- Opening titles
- Directed by: Cecil H. Williamson
- Written by: John Beldon Cecil H. Williamson
- Produced by: Edwin J. Fancey
- Starring: John Witty Genine Graham Patience Rentoul Campbell Singer
- Cinematography: Cecil H. Williamson
- Production company: E.J. Fancey Productions
- Distributed by: DUK
- Release date: January 1950;
- Running time: 73 minutes
- Country: United Kingdom
- Language: English

= Hangman's Wharf =

1950 British film by Cecil H. Williamson

Hangman's Wharf is a 1950 British second feature ('B') crime film directed by Cecil H. Williamson and starring John Witty, Genine Graham and Campbell Singer. It was written by John Beldon and Williamson based on Beldon's 1948 BBC radio serial Hangman's Wharf.

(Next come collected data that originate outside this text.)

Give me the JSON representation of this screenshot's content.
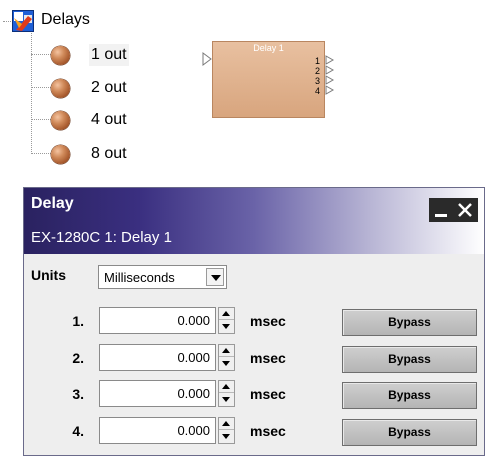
{
  "tree": {
    "root_label": "Delays",
    "root_icon": "delays-module-icon",
    "items": [
      {
        "label": "1 out",
        "icon": "component-ball-icon"
      },
      {
        "label": "2 out",
        "icon": "component-ball-icon"
      },
      {
        "label": "4 out",
        "icon": "component-ball-icon"
      },
      {
        "label": "8 out",
        "icon": "component-ball-icon"
      }
    ]
  },
  "block": {
    "title": "Delay 1",
    "outputs": [
      "1",
      "2",
      "3",
      "4"
    ]
  },
  "dialog": {
    "title": "Delay",
    "subtitle": "EX-1280C 1: Delay 1",
    "units_label": "Units",
    "units_value": "Milliseconds",
    "rows": [
      {
        "number": "1.",
        "value": "0.000",
        "unit": "msec",
        "bypass_label": "Bypass"
      },
      {
        "number": "2.",
        "value": "0.000",
        "unit": "msec",
        "bypass_label": "Bypass"
      },
      {
        "number": "3.",
        "value": "0.000",
        "unit": "msec",
        "bypass_label": "Bypass"
      },
      {
        "number": "4.",
        "value": "0.000",
        "unit": "msec",
        "bypass_label": "Bypass"
      }
    ]
  },
  "colors": {
    "titlebar_dark": "#2a2260",
    "block_fill": "#d8a57e",
    "bypass_fill": "#bdbdbd"
  }
}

The story concerns a doctor called out for an emergency on a ship docked in the River Thames, where he is framed for murder.

== Plot ==
Doctor David Galloway takes over a practice in Shadwell, and is called to the ship Villefranche, docked at Hangman's Wharf. On his arrival the ship's owner, Sir Brian Roderick, immediately orders him to leave. Galloway is subsequently suspected of the murder of Winston Merrick, but the Villefranche and Roderick have disappeared, and so has Galloway's alibi. With the help of reporter Alison Maxwell, Galloway sets about proving his innocence.

== Cast ==
- John Witty as Doctor David Galloway
- Genine Graham as Alison Maxwell
- Patience Rentoul as Mrs Williams
- Gerald Nodin as Sir Brian Roderick
- Campbell Singer as Inspector Prebble
- Max Brimmell as Krim
- Patricia Laffan as Rosa Warren

==Production==
Location shooting was done along the River Thames and at Falmouth and St Mawes. The railway station at which Galloway as arrives in Cornwall was St Ives.

==Reception==
Kine Weekly wrote: "Lively acting takes up verbal slack and enables it to ride on an even keel to an appropriate and exciting climax. ... John Witty is inclined to shout and he is not too sure of his accent, but he, nevertheless, contributes a forthright portrayal as Galloway, and Genine Grahame is a likeable Alison. The rest are up to scratch. The cast set about the tongue-in-the-cheek crime play with obvious relish and their hearty teamwork, together with impressive shots of London's famous river, puts quite a kick into its artless blood and thunder."

Picturegoer wrote: "The cast works well in what is basically complete hokum, but lines and situations do not give the players a chance to shine."

In British Sound Films: The Studio Years 1928–1959 David Quinlan rated the film as "mediocre", writing: "Filmization of a radio serial shows up all its less likely aspects."